Soledad Torres Acosta, la ministra (11 de octubre)

Autor: Adolfo Carreto

 

 

Hay que tener inventiva para atreverse a diseñar una Congregación de monjas con el diagnóstico de ministras. De entrada, suena a política, inclusive a política partidista, pero de eso, nada. De entrada suena a revolución institucional, pero tampoco. La cosa se va aclarando cuando, en vez de hablar sólo de monjas ministras, y esto en el siglo diecinueve, se le coloca el calificativo de ministras de los enfermos. Quien escuche las ocurrencias de esta madrileña, de nombre Soledad, es para calificarla de tonta. Y es que todas estas ocurrencias algo tienen de locura, algo que no encaja en el contexto, algo, inclusive, para la monja. Suena más bonito, más espiritual, más poético inclusive, eso de hermanitas de los pobres. Pero se trata de una expresión que raya más en la compasión que en la obligación. Esta madrileña, de contextura no muy afortunada, se le ocurre lo de ministras. Que tiene gracia. Que es para no creer.
Resulta que en aquellos años hubo una epidemia, el cólera, lo de siempre.

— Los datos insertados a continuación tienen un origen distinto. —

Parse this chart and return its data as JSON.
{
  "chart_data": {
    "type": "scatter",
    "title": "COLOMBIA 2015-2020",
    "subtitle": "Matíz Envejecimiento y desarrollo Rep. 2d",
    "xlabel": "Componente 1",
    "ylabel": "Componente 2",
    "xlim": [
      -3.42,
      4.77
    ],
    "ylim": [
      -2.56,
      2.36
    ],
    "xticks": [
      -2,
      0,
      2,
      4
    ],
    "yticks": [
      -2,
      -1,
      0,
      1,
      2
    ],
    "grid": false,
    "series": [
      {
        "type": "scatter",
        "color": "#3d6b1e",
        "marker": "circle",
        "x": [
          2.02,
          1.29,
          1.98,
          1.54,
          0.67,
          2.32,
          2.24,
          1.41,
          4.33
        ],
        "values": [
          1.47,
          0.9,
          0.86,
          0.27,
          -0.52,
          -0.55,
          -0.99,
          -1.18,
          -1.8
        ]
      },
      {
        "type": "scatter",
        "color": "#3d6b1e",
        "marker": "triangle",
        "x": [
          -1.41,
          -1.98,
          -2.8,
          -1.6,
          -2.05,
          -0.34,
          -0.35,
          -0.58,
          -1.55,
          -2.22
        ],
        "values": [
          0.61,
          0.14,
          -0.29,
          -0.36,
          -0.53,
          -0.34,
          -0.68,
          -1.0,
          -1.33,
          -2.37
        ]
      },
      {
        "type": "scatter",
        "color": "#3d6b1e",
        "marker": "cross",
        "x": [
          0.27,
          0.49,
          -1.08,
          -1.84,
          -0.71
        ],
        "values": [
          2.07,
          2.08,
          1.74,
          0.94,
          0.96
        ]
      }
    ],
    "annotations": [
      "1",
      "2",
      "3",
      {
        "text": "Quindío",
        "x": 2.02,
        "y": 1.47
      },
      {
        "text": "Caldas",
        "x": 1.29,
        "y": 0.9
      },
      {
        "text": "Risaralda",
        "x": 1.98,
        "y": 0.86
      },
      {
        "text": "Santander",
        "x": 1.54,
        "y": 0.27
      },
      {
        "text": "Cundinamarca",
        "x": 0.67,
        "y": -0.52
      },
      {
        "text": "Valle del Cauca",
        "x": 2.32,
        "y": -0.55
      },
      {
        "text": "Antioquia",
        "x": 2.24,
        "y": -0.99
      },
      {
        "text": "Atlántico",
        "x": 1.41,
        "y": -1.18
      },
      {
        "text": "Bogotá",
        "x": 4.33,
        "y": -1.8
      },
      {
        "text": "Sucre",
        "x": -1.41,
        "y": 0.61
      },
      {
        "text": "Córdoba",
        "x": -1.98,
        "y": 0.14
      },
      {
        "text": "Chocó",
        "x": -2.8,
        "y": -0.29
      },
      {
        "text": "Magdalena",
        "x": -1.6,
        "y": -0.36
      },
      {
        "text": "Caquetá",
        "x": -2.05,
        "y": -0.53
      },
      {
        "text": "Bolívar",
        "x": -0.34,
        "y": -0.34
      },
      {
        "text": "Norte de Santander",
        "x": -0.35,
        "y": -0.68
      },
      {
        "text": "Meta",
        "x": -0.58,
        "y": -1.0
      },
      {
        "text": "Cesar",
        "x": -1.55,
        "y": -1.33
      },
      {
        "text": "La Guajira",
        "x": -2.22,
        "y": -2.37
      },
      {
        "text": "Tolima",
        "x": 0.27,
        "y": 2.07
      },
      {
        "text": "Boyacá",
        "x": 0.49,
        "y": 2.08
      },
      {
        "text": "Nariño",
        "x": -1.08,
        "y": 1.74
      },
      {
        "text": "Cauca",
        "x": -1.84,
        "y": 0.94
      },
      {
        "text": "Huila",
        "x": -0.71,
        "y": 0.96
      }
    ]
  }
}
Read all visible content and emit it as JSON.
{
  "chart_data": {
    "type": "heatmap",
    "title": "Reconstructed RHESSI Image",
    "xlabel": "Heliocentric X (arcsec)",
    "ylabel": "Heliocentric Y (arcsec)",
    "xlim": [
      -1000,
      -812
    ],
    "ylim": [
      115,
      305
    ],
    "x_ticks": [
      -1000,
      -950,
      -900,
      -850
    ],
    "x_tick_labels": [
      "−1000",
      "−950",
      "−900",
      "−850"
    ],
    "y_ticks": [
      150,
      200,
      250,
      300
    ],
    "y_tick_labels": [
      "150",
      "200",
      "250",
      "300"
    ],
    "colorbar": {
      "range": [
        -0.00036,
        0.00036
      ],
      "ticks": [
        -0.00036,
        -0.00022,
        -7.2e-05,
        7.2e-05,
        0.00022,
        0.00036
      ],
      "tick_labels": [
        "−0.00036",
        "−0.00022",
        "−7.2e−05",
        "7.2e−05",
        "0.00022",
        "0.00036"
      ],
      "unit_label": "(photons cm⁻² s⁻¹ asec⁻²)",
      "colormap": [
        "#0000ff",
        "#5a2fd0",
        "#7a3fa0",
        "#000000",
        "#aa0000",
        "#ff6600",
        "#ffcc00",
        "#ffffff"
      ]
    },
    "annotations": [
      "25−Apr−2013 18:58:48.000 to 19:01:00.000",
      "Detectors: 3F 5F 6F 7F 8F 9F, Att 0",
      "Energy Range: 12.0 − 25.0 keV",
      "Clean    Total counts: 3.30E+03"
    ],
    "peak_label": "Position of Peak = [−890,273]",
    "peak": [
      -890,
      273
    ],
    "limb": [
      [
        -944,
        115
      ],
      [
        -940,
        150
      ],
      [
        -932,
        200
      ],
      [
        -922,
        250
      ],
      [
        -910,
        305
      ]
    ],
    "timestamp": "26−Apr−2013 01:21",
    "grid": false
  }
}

Las epidemias no son de los tiempos, sino de todos los tiempos, de ahí que en todos los tiempos se estimule la imaginación de muchas personas para poner remedio a algo que parece sin remedio: esas enfermedades comunitarias y contagiosas, las cuales podrían tener remedio si alguien se empeñara en procurarlo.
Se me antoja que de ahí viene eso de “ministras”, eso de hacer por cuenta propia y la fuerza de sacrificios y voluntad, lo que los ministros de sanidad, de cualesquiera de los tiempos en los que nos toque vivir, no hacen. Y siendo, como es, su obligación. Algo o mucho de crítica velada contra las instituciones tiene la presencia de estar religiosas en el mundo de la enfermedad. Porque la ocurrencia de esta religiosa madrileña, Soledad Torres Acosta, caminante entre las soledades en aquel barrio de Chamberí del siglo XIX, va todavía más allá. Se han convertido en itinerantes misioneras de la enfermedad, en monjas disfrazadas de médicos o paramédicos para atenuar lo que ni los médicos ni los paramédicos, por obligación, atenúan. Quiero decir que estas ministras de los enfermos solamente tienen el despacho en el lugar donde la enfermedad prospera. Y es que su objetivo les el de asistir a los enfermos en su domicilio, en el caso de que los enfermos tengan domicilio, que no siempre.
Se llaman Siervas de María, nombre que, de alguna manera, pareciera intentar disimular su verdadera identidad. Se recogen en ciento veintiséis casas, pero diariamente toman camino para acudir al lugar donde la enfermedad no espera. Puede que sea una casa de barrio, una casa de emigrante forzoso y forzado, una casa de desempleado con enfermedad encima, una casa de damnificado por vaya uno a saber que incendio forestal, que desbordamiento de quebrada, que terremoto desolador. O puede que la casa del enfermo sea la intemperie, la acera de enfrente, el banco en el parque, el escondrijo bajo el puente, vaya uno a saber. Por todos esos andurriales andan estas monjas, inventadas por la hermana Soledad Torres Acosta, nacida en Madrid, en 1826, y canonizada por Pablo VI, en 1970.
Es, por lo tanto, una mujer de estos tiempos y con escasa propaganda. No es una santa con milagros espectaculares sino con el milagro diario de caminar y caminar hasta llegar al domicilio donde el enfermo espera. Unos enfermos que quizá nunca sabrán por qué unas mujeres de estos tiempos se dedican a estas cosas, cuando la seguridad social dice que atiende a todos por igual.